Test coverage is not accurate

Everything works well except for files/functions under shell. I don't why the integration test cases for shell will not emit hit counts. Therefore, the test coverage for posix/sh is not accurate.

`cargo fmt` does very little

Because all the utilities are included dynamically using macros, cargo fmt only formats the stuff like src/setup.rs and src/util.rs.

I also think we should configure the formatting, as sometimes the output looks worse/is harder to read than the input with the current settings.

posix/sh: parser accepts invalid input

For some reason the parser accepts echo hi | echo hello (echo hi; cat) | cat, which causes hello to be displayed on stdout. Based on testing, it seems to stop parsing when it sees the (echo hi; cat) part.

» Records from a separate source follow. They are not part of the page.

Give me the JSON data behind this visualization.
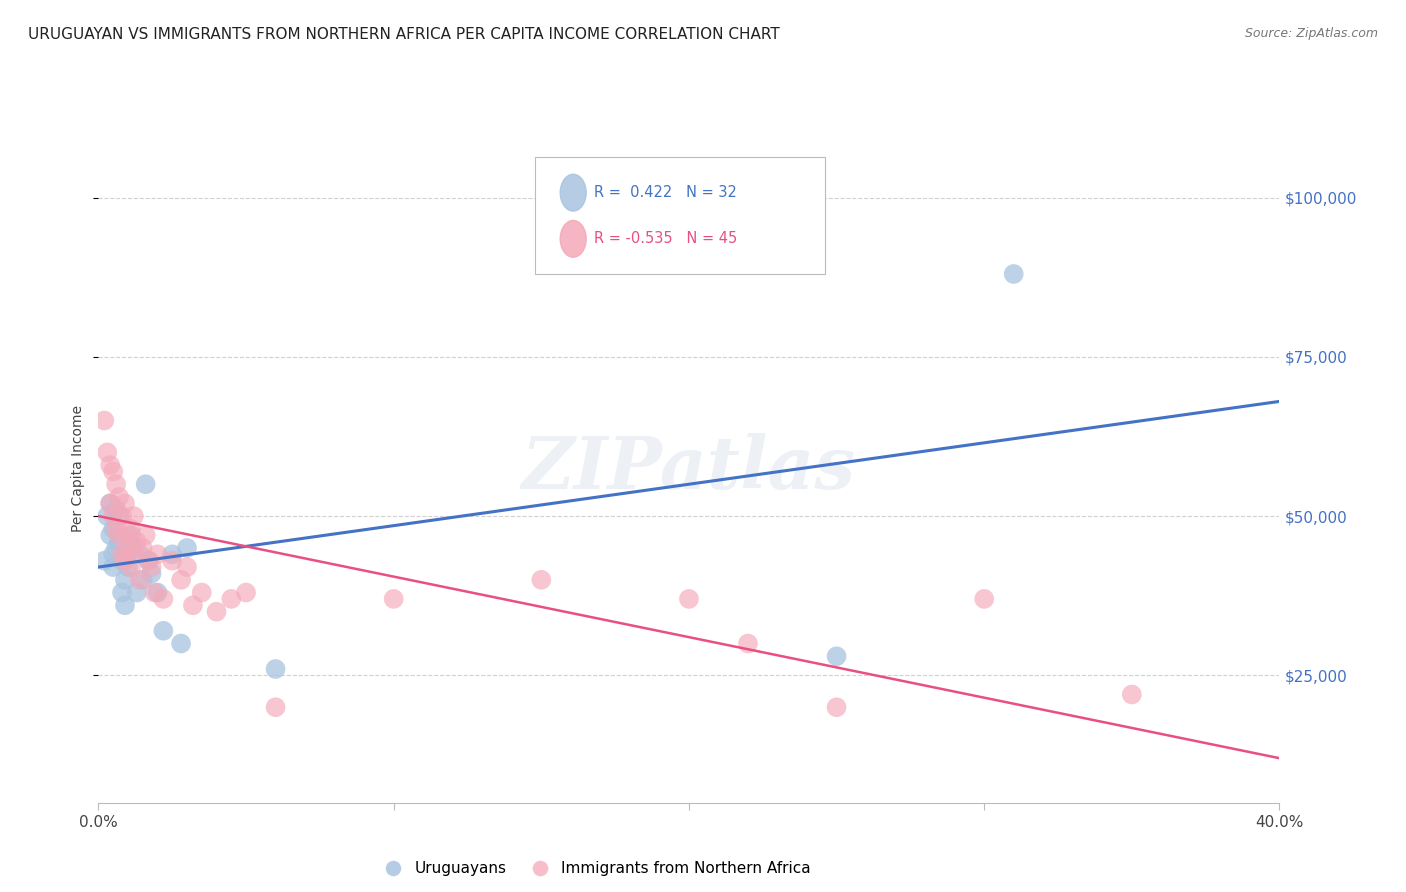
{
  "title": "URUGUAYAN VS IMMIGRANTS FROM NORTHERN AFRICA PER CAPITA INCOME CORRELATION CHART",
  "source": "Source: ZipAtlas.com",
  "ylabel": "Per Capita Income",
  "watermark": "ZIPatlas",
  "blue_label": "Uruguayans",
  "pink_label": "Immigrants from Northern Africa",
  "blue_R": 0.422,
  "blue_N": 32,
  "pink_R": -0.535,
  "pink_N": 45,
  "blue_color": "#A8C4E0",
  "pink_color": "#F4A8B8",
  "blue_line_color": "#4472C4",
  "pink_line_color": "#E85080",
  "xmin": 0.0,
  "xmax": 0.4,
  "ymin": 5000,
  "ymax": 110000,
  "yticks": [
    25000,
    50000,
    75000,
    100000
  ],
  "ytick_labels": [
    "$25,000",
    "$50,000",
    "$75,000",
    "$100,000"
  ],
  "grid_color": "#CCCCCC",
  "background_color": "#FFFFFF",
  "blue_scatter_x": [
    0.002,
    0.003,
    0.004,
    0.004,
    0.005,
    0.005,
    0.005,
    0.006,
    0.006,
    0.007,
    0.007,
    0.008,
    0.008,
    0.009,
    0.009,
    0.01,
    0.011,
    0.012,
    0.013,
    0.014,
    0.015,
    0.016,
    0.017,
    0.018,
    0.02,
    0.022,
    0.025,
    0.028,
    0.03,
    0.06,
    0.25,
    0.31
  ],
  "blue_scatter_y": [
    43000,
    50000,
    52000,
    47000,
    48000,
    44000,
    42000,
    51000,
    45000,
    50000,
    46000,
    43000,
    38000,
    40000,
    36000,
    42000,
    47000,
    45000,
    38000,
    44000,
    40000,
    55000,
    43000,
    41000,
    38000,
    32000,
    44000,
    30000,
    45000,
    26000,
    28000,
    88000
  ],
  "pink_scatter_x": [
    0.002,
    0.003,
    0.004,
    0.004,
    0.005,
    0.005,
    0.006,
    0.006,
    0.007,
    0.007,
    0.008,
    0.008,
    0.009,
    0.009,
    0.01,
    0.01,
    0.011,
    0.011,
    0.012,
    0.012,
    0.013,
    0.014,
    0.015,
    0.016,
    0.017,
    0.018,
    0.019,
    0.02,
    0.022,
    0.025,
    0.028,
    0.03,
    0.032,
    0.035,
    0.04,
    0.045,
    0.05,
    0.06,
    0.1,
    0.15,
    0.2,
    0.22,
    0.25,
    0.3,
    0.35
  ],
  "pink_scatter_y": [
    65000,
    60000,
    58000,
    52000,
    57000,
    50000,
    55000,
    48000,
    53000,
    47000,
    50000,
    44000,
    52000,
    43000,
    47000,
    45000,
    48000,
    42000,
    50000,
    44000,
    46000,
    40000,
    45000,
    47000,
    43000,
    42000,
    38000,
    44000,
    37000,
    43000,
    40000,
    42000,
    36000,
    38000,
    35000,
    37000,
    38000,
    20000,
    37000,
    40000,
    37000,
    30000,
    20000,
    37000,
    22000
  ],
  "blue_line_x": [
    0.0,
    0.4
  ],
  "blue_line_y": [
    42000,
    68000
  ],
  "pink_line_x": [
    0.0,
    0.4
  ],
  "pink_line_y": [
    50000,
    12000
  ],
  "title_fontsize": 11,
  "source_fontsize": 9,
  "axis_label_fontsize": 10,
  "tick_fontsize": 11,
  "watermark_fontsize": 52,
  "watermark_alpha": 0.13,
  "watermark_color": "#7799BB"
}
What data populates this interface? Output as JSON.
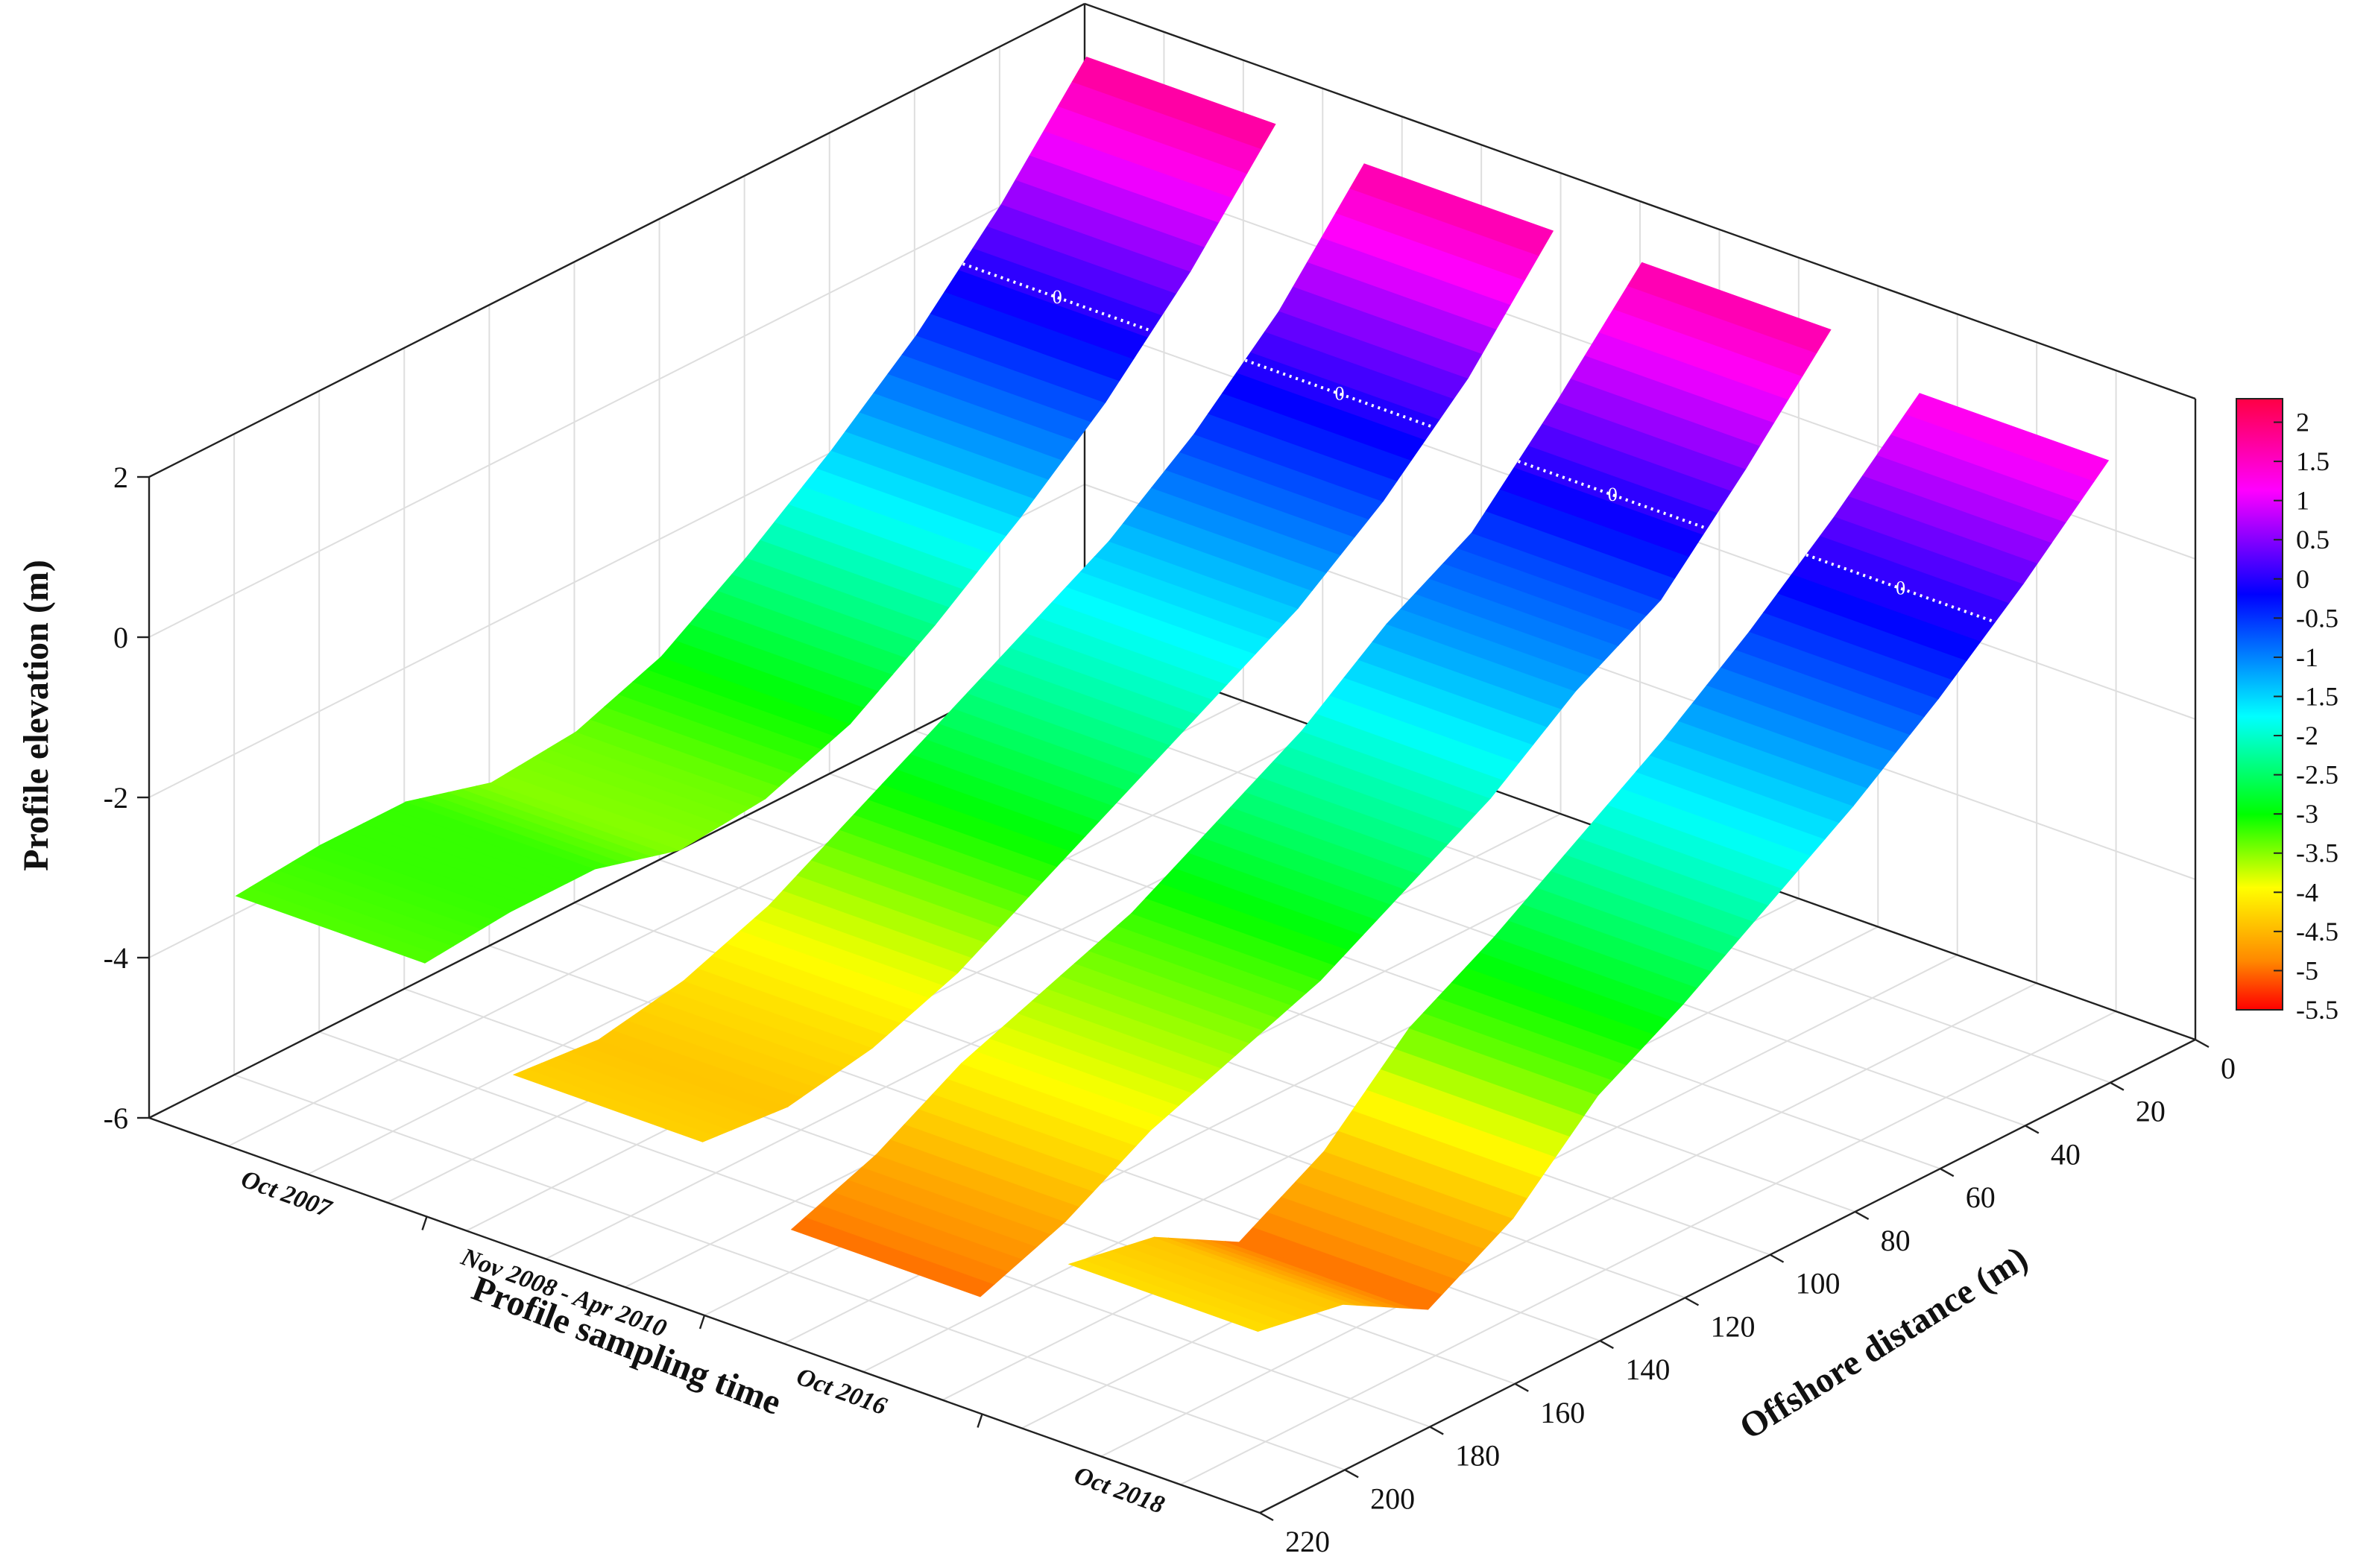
{
  "chart_data": {
    "type": "surface3d",
    "zlabel": "Profile elevation (m)",
    "xlabel": "Profile sampling time",
    "ylabel": "Offshore distance (m)",
    "z_ticks": [
      -6,
      -4,
      -2,
      0,
      2
    ],
    "zlim": [
      -6,
      2
    ],
    "y_ticks": [
      0,
      20,
      40,
      60,
      80,
      100,
      120,
      140,
      160,
      180,
      200,
      220
    ],
    "ylim": [
      0,
      220
    ],
    "categories": [
      "Oct 2007",
      "Nov 2008 - Apr 2010",
      "Oct 2016",
      "Oct 2018"
    ],
    "grid": true,
    "colormap": "hsv",
    "colorbar": {
      "ticks": [
        2,
        1.5,
        1,
        0.5,
        0,
        -0.5,
        -1,
        -1.5,
        -2,
        -2.5,
        -3,
        -3.5,
        -4,
        -4.5,
        -5,
        -5.5
      ],
      "tick_labels": [
        "2",
        "1.5",
        "1",
        "0.5",
        "0",
        "-0.5",
        "-1",
        "-1.5",
        "-2",
        "-2.5",
        "-3",
        "-3.5",
        "-4",
        "-4.5",
        "-5",
        "-5.5"
      ],
      "range": [
        -5.5,
        2.3
      ],
      "stops": [
        "#ff0000",
        "#ff8800",
        "#ffff00",
        "#00ff00",
        "#00ffff",
        "#0000ff",
        "#ff00ff",
        "#ff0044"
      ]
    },
    "zero_contour_label": "0",
    "series": [
      {
        "offshore": [
          10,
          30,
          50,
          70,
          90,
          110,
          130,
          150,
          170,
          190,
          210
        ],
        "elevation": [
          1.8,
          0.5,
          -0.6,
          -1.5,
          -2.3,
          -3.0,
          -3.4,
          -3.5,
          -3.2,
          -3.2,
          -3.3
        ]
      },
      {
        "offshore": [
          10,
          30,
          50,
          70,
          90,
          110,
          130,
          150,
          170,
          190,
          210
        ],
        "elevation": [
          1.7,
          0.4,
          -0.6,
          -1.4,
          -2.0,
          -2.6,
          -3.2,
          -3.8,
          -4.2,
          -4.4,
          -4.3
        ]
      },
      {
        "offshore": [
          10,
          30,
          50,
          70,
          90,
          110,
          130,
          150,
          170,
          190,
          210
        ],
        "elevation": [
          1.7,
          0.5,
          -0.6,
          -1.2,
          -2.0,
          -2.6,
          -3.2,
          -3.6,
          -4.0,
          -4.6,
          -5.0
        ]
      },
      {
        "offshore": [
          10,
          30,
          50,
          70,
          90,
          110,
          130,
          150,
          170,
          190,
          210
        ],
        "elevation": [
          1.3,
          0.3,
          -0.6,
          -1.4,
          -2.1,
          -2.8,
          -3.4,
          -4.4,
          -5.0,
          -4.4,
          -4.2
        ]
      }
    ]
  }
}
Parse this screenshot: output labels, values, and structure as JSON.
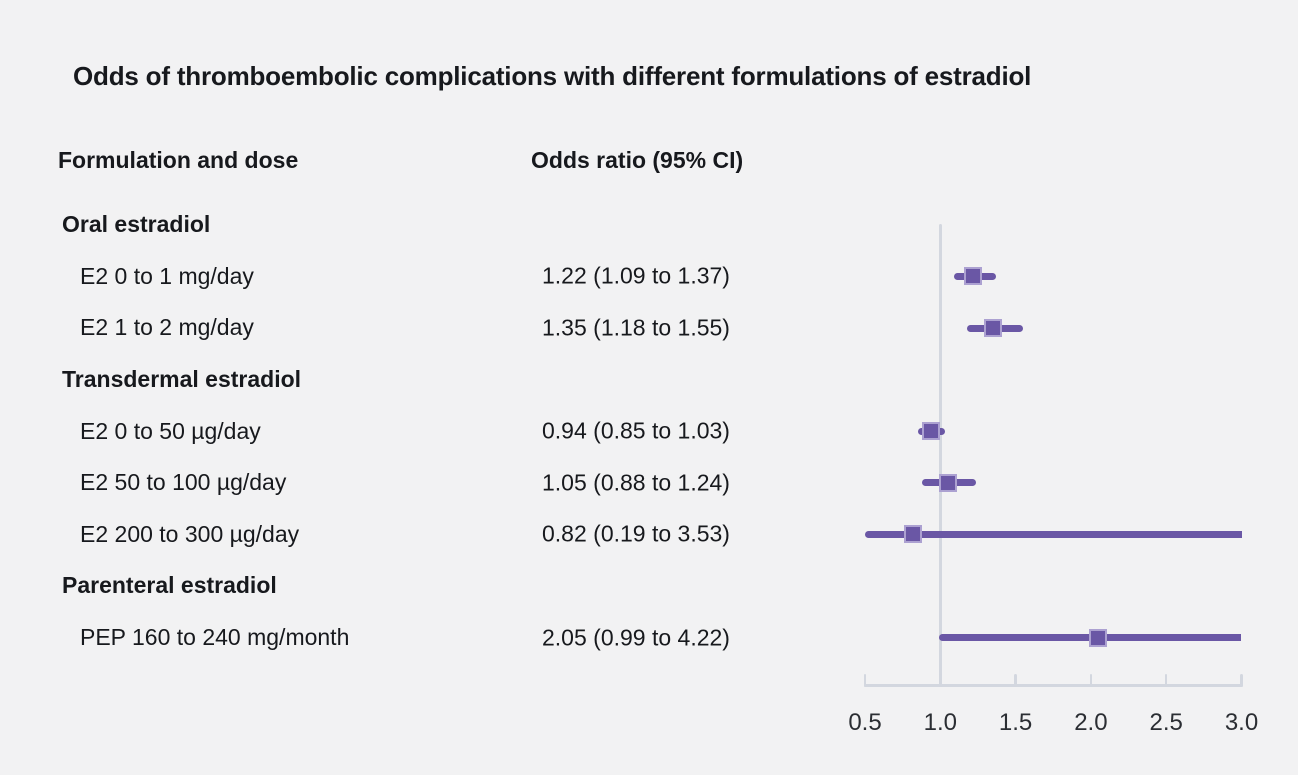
{
  "title": "Odds of thromboembolic complications with different formulations of estradiol",
  "columns": {
    "left_header": "Formulation and dose",
    "right_header": "Odds ratio (95% CI)"
  },
  "colors": {
    "background": "#f2f2f3",
    "marker_fill": "#6a57a5",
    "marker_border": "#aca1d1",
    "ci_line": "#6a57a5",
    "axis": "#d3d7df",
    "text": "#17191d"
  },
  "chart_data": {
    "type": "forest",
    "title": "Odds of thromboembolic complications with different formulations of estradiol",
    "xlabel": "",
    "axis": {
      "range": [
        0.5,
        3.0
      ],
      "ticks": [
        0.5,
        1.0,
        1.5,
        2.0,
        2.5,
        3.0
      ],
      "tick_labels": [
        "0.5",
        "1.0",
        "1.5",
        "2.0",
        "2.5",
        "3.0"
      ],
      "reference_line": 1.0,
      "grid": false
    },
    "rows": [
      {
        "kind": "group",
        "label": "Oral estradiol"
      },
      {
        "kind": "item",
        "label": "E2 0 to 1 mg/day",
        "value_text": "1.22 (1.09 to 1.37)",
        "or": 1.22,
        "ci_low": 1.09,
        "ci_high": 1.37
      },
      {
        "kind": "item",
        "label": "E2 1 to 2 mg/day",
        "value_text": "1.35 (1.18 to 1.55)",
        "or": 1.35,
        "ci_low": 1.18,
        "ci_high": 1.55
      },
      {
        "kind": "group",
        "label": "Transdermal estradiol"
      },
      {
        "kind": "item",
        "label": "E2 0 to 50 µg/day",
        "value_text": "0.94 (0.85 to 1.03)",
        "or": 0.94,
        "ci_low": 0.85,
        "ci_high": 1.03
      },
      {
        "kind": "item",
        "label": "E2 50 to 100 µg/day",
        "value_text": "1.05 (0.88 to 1.24)",
        "or": 1.05,
        "ci_low": 0.88,
        "ci_high": 1.24
      },
      {
        "kind": "item",
        "label": "E2 200 to 300 µg/day",
        "value_text": "0.82 (0.19 to 3.53)",
        "or": 0.82,
        "ci_low": 0.19,
        "ci_high": 3.53
      },
      {
        "kind": "group",
        "label": "Parenteral estradiol"
      },
      {
        "kind": "item",
        "label": "PEP 160 to 240 mg/month",
        "value_text": "2.05 (0.99 to 4.22)",
        "or": 2.05,
        "ci_low": 0.99,
        "ci_high": 4.22
      }
    ]
  }
}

Better format for error messages

The current error messages are not consistent and nested together. We should have a better error message format.

mesabox head:

$ ./target/debug/mesabox head -c - tests/fixtures/head/lorem_ipsum.txt
head: error: Invalid value for '--bytes <NUMBER>': '-' is not a number or is too large

mesabox cat:

$ ./target/debug/mesabox cat fdsfs
cat: fdsfs: No such file or directory (os error 2)
cat: encountered 1 error(s)

Some examples for reference:

GNU coreutils:

$ head -c - tests/fixtures/head/lorem_ipsum.txt
head: invalid number of bytes: ‘’

BSD (OS X):

$ head -c - tests/fixtures/head/lorem_ipsum.txt
head: illegal byte count -- -

BusyBox:

$ ./busybox head -c - busybox_unstripped.out
head: invalid number ''

Cargo:

$ cargo build --release sss
error: Found argument 'sss' which wasn't expected, or isn't valid in this context

USAGE:
    cargo build --release

For more information try --help

Implement globbing

We cannot use the globwalk crate as it does not support globbing for parent directories (i.e. paths like ../../* won't work). We will probably need to roll our own directory walker, either by using globset or modifying glob to support OsStrings.

Implement piping

The relevant sections are mostly in src/posix/sh/command.rs. We can't just use ChildStdin/ChildStdout/ChildStderr because we need to support other file descriptors as well, so we need to create the pipes manually using nix.

EDIT: dunno why I wrote the above, but ChildStdout should be passed into the next command as its stdin.